I was careful to use the indexing methods on the OpenSearch.com Search: autocomplete docs. In my case, I’m using the n-edge-gram method. I also have the .keyword available as well to use in the aggregation of the postcode.

One problem, at this point, is the matches return the _source which has all the fields, including the fields that I dont’ want. So groupiong is very difficult. Here is the complete _source…

"_source" : {
  "address_1" : "Balmoral Bar, 1",
  " address_2" : "Netherly Place",
  " address_3" : "",
  " address_4" : "BALLATER",
  " postcode" : "AB35 5QE",
  " point" : "POINT(57.049628,-3.039931)",
  " latitude" : "57.049628",
  " longitude" : "-3.039931"
}

I know there is a way to continue adding more query or aggregation; as in a “pipeline” in Query DSL, but I am not a wizzard, yet. I’m looking for a wizard to show me how to make this query work for me.

Happy to change the query around to using filters instead or aggs or whatever else, as long as the mult search fields are possible, and the query is fast. there are about 33 million docs_.

Happy to share my screen and do a walk-through using the Dev-Tools in Dashboard if that helps!

Many thanks!

ps - the way I am currently doing it, is I am taking the 1st results in node, parsing the unique postcodes into an array and then .map to a simple query that takes a postcode value. This gives me a ‘stacked’ query that I can send to _msearch. Then, those results are returned to node where I futher create the final objects, which are the key and count value in each bucket.

This method has it’s caveots: such as) I will first need to get a count of the first query (_count) because without specifying the size, the detault returned is 10. If I specify a high number, and there are much less, that causes problems in node …all taking more time on the thread. I would like to take the 6 steps and create just one DSL Query to send to OpenSearch. Also, that is a lot of data to pass back and forth, only to reduce it down and group it. I know there is a way with OpenSaearch, but this truely a job, for a master. :wink:

I can add the count of addreses to the end of the results for each item. However, I don’t want to return the same address for house number: 1, 2, 3

1 mystreet, mytown, mylocality, mypostcode
2 mystreet, mytown, mylocality, mypostcode
3 mystreet, mytown, mylocality, mypostcode
4 mystreet, mytown, mylocality, mypostcode
1 newstreet, mytown, mylocality, mypostcode
2 newstreet, mytown, mylocality, mypostcode
3 newstreet, mytown, mylocality, mypostcode
...

I need to remove the house number and only return the one address line with the postcode count.

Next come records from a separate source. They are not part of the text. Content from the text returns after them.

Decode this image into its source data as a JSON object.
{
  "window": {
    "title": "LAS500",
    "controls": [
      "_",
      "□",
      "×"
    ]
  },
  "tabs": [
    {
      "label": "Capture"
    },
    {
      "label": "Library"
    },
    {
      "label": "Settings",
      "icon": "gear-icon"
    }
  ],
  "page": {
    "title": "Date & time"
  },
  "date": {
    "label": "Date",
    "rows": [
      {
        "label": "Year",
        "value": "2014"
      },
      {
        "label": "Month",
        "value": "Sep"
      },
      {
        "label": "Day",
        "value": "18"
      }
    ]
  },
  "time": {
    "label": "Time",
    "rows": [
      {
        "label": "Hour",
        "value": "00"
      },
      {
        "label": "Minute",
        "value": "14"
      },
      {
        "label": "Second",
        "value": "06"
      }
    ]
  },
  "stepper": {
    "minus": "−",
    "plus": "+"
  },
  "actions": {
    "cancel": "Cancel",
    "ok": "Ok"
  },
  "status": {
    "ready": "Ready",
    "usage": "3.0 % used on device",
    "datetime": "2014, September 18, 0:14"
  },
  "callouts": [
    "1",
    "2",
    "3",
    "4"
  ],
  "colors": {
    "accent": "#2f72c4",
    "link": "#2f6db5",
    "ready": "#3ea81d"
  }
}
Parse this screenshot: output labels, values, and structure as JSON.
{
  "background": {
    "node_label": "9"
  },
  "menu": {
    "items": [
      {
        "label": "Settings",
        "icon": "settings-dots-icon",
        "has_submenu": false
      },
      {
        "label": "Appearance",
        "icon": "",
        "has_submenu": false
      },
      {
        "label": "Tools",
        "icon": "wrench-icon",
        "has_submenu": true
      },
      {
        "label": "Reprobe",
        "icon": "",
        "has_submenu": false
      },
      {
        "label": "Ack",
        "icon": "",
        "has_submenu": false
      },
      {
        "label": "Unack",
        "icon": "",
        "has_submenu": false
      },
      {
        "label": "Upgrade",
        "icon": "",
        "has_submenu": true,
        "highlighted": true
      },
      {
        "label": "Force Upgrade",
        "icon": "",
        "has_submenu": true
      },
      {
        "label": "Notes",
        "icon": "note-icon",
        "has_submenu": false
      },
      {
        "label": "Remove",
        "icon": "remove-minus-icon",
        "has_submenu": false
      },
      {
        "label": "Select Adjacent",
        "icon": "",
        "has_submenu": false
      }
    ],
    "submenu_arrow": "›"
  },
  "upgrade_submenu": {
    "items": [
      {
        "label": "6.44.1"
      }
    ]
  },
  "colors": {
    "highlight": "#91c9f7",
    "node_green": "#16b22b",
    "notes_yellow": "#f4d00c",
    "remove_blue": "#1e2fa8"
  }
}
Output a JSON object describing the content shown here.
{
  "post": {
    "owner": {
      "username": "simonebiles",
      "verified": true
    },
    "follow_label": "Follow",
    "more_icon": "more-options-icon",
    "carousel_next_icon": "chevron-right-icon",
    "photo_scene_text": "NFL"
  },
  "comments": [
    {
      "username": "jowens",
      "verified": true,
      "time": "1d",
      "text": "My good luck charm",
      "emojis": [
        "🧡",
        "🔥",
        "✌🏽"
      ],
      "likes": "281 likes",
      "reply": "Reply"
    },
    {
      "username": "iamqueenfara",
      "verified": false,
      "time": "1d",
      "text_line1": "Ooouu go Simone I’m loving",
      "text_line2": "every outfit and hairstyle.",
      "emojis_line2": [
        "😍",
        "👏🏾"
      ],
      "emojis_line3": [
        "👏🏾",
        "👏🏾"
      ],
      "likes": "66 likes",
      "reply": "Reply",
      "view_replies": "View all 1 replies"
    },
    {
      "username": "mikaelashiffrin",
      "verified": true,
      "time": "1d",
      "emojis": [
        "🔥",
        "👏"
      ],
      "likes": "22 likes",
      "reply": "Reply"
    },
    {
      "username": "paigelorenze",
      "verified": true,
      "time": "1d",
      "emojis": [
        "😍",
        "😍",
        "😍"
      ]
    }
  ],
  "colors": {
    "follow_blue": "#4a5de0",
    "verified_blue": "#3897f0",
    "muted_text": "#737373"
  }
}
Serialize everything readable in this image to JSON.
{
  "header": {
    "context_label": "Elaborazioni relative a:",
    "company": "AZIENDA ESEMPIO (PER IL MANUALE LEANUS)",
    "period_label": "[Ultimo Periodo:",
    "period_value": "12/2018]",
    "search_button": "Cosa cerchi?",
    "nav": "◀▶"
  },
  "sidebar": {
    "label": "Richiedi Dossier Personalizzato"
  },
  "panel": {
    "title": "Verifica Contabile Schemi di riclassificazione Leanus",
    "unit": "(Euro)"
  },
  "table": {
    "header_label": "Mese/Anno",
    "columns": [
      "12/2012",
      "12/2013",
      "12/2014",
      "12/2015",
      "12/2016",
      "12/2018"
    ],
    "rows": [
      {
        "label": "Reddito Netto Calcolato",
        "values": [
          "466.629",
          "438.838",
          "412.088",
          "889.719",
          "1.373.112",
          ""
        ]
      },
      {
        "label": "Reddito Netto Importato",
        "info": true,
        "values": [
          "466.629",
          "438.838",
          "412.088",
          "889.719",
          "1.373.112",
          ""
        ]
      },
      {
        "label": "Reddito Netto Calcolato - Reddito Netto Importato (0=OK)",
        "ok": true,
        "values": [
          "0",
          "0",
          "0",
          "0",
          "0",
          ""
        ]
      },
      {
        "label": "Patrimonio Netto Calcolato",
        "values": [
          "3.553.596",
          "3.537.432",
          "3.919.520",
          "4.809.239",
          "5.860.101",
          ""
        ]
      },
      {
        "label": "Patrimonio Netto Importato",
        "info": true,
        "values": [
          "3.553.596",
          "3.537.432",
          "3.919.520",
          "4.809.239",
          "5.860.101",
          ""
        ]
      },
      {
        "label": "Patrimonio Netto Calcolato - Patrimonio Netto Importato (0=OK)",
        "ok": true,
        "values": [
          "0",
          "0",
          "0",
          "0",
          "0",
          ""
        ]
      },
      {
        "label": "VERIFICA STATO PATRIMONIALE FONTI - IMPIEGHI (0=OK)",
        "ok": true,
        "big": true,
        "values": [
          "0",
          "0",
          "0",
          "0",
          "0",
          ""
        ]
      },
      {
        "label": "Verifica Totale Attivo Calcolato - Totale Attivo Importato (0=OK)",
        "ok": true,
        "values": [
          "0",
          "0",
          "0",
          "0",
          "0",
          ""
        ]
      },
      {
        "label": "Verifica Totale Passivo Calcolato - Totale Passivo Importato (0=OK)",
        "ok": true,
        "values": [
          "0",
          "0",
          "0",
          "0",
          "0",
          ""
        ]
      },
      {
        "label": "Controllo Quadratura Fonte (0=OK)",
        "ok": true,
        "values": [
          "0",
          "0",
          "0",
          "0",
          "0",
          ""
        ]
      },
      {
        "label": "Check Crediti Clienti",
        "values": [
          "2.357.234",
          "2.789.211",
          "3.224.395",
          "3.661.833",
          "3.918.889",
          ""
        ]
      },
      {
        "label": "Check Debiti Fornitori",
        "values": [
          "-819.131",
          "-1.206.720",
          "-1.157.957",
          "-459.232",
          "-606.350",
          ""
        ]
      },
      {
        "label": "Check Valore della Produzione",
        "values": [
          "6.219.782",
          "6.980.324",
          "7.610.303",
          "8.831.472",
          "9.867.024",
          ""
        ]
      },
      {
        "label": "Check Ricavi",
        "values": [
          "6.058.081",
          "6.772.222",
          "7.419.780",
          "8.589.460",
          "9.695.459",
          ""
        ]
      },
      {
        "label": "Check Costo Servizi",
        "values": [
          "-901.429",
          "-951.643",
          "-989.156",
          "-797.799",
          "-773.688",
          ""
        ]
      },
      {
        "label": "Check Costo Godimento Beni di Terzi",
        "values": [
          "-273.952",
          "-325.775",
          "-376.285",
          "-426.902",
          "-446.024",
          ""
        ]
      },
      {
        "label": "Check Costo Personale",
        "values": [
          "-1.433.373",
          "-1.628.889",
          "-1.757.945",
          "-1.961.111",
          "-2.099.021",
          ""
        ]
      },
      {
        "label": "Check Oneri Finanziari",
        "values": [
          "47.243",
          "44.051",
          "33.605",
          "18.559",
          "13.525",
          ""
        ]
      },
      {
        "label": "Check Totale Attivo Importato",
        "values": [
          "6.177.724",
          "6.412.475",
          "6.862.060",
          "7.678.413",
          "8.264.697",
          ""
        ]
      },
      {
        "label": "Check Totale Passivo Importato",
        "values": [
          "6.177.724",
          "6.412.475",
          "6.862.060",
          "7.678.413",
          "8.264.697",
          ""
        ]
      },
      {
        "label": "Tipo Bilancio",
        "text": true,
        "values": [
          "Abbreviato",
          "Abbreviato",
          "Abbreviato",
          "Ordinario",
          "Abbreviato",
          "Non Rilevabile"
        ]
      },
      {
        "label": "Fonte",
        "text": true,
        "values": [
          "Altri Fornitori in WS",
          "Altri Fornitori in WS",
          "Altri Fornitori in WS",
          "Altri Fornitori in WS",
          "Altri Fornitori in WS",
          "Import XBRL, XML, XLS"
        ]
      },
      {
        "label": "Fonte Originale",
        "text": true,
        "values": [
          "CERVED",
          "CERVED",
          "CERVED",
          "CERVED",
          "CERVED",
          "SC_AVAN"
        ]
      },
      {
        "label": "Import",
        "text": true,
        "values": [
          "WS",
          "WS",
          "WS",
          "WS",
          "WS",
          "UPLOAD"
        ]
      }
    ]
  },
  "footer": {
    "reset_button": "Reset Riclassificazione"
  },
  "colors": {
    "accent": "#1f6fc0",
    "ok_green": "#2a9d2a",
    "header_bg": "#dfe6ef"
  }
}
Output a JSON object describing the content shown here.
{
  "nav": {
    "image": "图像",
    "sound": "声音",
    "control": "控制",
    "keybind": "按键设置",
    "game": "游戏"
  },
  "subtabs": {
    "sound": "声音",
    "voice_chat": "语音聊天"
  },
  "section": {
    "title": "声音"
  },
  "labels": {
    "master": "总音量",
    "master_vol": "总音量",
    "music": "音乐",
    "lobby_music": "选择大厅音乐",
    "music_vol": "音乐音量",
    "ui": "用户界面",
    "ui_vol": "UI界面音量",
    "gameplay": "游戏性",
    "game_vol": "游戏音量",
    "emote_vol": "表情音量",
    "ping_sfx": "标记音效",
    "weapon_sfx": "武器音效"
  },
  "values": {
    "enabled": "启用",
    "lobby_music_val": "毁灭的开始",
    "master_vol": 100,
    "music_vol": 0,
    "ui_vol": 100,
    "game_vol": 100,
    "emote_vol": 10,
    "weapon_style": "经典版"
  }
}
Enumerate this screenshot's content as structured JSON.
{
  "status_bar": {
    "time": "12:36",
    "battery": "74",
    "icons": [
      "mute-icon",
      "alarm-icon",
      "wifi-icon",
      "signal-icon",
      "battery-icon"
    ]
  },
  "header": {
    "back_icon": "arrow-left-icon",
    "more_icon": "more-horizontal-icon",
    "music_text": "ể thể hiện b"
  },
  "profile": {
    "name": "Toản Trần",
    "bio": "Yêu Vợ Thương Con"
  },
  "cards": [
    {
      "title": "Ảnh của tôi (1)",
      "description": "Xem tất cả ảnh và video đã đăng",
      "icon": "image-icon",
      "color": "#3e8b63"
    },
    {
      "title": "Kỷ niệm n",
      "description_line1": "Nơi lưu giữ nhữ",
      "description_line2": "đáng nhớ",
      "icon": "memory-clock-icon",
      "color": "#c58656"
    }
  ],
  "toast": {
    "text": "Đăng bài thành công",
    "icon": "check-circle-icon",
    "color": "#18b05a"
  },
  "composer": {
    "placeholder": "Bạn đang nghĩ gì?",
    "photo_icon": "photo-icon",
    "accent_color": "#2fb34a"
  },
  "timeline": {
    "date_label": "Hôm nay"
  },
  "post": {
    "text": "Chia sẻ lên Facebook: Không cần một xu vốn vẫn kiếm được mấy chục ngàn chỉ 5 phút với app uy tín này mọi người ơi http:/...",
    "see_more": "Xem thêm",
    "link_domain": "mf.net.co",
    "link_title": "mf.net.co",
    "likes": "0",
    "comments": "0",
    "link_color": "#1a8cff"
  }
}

This is what I am looking to return.

mystreet, mytown, mylocality, mypostcode (18 matches)
newstreet, mytown, mylocality, newpostcode (10 matches)
oldstreet, mytown, mylocality, oldpostcode (5 matches)
histreet, mytown, mylocality, hipostcode (10 matches)
lowstreet, mytown, mylocality,lowpostcode (210 matches)

Essentially, this is a grouped address (removing house number and sum(postcode). The _source contains the entire address fields. How do I group the fields in _source?

In SQL it would look something like this…

SELECT  addressLine2, addressLine3, addressLine4, postcode, sum(postcode)
FROM    address_source
WHERE   [pardon the cut here but to save time...]
GroupBy addressLine2, addressLine3, addressLine4, postcode

Not sure how to do this with Query DSL.

Thank you very much for your time!
Best,
Daniel